The regulator recently revised its supervisory policy manual for banks that are also registered with the territory's securities regulator, the Securities and Futures Commission ("SFC"), to carry out activities regulated by the SFC. The two regulators cooperate on policing the market in Hong Kong and often refer cases to each other. While the ultimate responsibility for the regulation of intermediaries in the securities market rests with the SFC, the HKMA is the frontline supervisor for banks authorised to carry out regulated securities activities by the SFC, and is responsible for the day-to-day supervision of them.
The revised module features a new section on the HKMA's enforcement approach for cases of misconduct by such entities, in which it outlines its risk-based supervisory approach and three levels of enforcement measures that it would consider.
The first level of supervisory action is encouraging adoption of good practices, in which the HKMA would share good practices with the industry, and encourage banks which have not yet adopted such good practices to do so to strengthen their practices and controls.
However, in cases where the HKMA identifies management, or systems and control deficiencies at banks, it would consider the second and the third level of supervisory action.
The second level of supervisory action would be deployed where deficiencies in controls or practices are identified, the HKMA said.
"Such deficiencies may include [banks'] controls or practices that do not meet the regulators' expected standards," it said. "To address such deficiencies, the HKMA would consider various supervisory actions according to the specific circumstances of each case."
Usually the bank concerned would have to take corrective action to rectify the problem. In cases where the deficiencies suggest systemic issues, the bank may be required to take more rigorous actions, such as to commission an independent review of the relevant functions and address the review findings, including addressing complaint handling procedures. The bank may also have to cease the business practices that have caused serious supervisory concerns.
The third level of supervisory action is reserved for cases where the HKMA has found evidence of misconduct by a bank or its staff.
"In this situation, the HKMA would consider referring the case to its enforcement department for possible enforcement, or other appropriate follow-up actions, including referring the case to the SFC for investigation or recommending the SFC to take appropriate disciplinary actions," the HKMA said.
The HKMA said its enforcement standards mirror those adopted by the SFC, with the overriding principles of its enforcement process aimed at ensuring fairness, integrity and legal compliance, and to observe due process.

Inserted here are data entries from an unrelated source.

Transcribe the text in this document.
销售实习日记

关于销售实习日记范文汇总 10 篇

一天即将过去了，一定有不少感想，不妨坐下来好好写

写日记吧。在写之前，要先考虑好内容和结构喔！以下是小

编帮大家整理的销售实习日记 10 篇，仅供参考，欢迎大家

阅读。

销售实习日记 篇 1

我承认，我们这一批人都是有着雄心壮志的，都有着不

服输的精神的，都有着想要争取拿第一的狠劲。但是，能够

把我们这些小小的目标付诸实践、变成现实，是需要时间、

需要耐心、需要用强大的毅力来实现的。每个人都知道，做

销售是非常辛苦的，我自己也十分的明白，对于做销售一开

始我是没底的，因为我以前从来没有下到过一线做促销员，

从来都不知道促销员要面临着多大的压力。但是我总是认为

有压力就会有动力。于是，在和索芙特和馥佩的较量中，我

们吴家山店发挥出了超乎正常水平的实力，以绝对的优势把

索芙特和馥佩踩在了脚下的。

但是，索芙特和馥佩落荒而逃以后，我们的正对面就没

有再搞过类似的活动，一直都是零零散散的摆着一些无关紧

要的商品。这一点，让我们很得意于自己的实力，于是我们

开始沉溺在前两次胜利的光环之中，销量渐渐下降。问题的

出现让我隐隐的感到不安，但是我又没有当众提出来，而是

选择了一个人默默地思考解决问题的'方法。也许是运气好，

Ultimately, the HKMA said, a bank's board of directors and senior management bear the primary responsibility for putting in place sound controls and systems that are commensurate with its risk profile for properly managing the risks. They have the responsibility of protecting their customer interests, and are expected to play a proactive role in ensuring effective risk management and instilling customer-centric culture at the bank, the regulator said.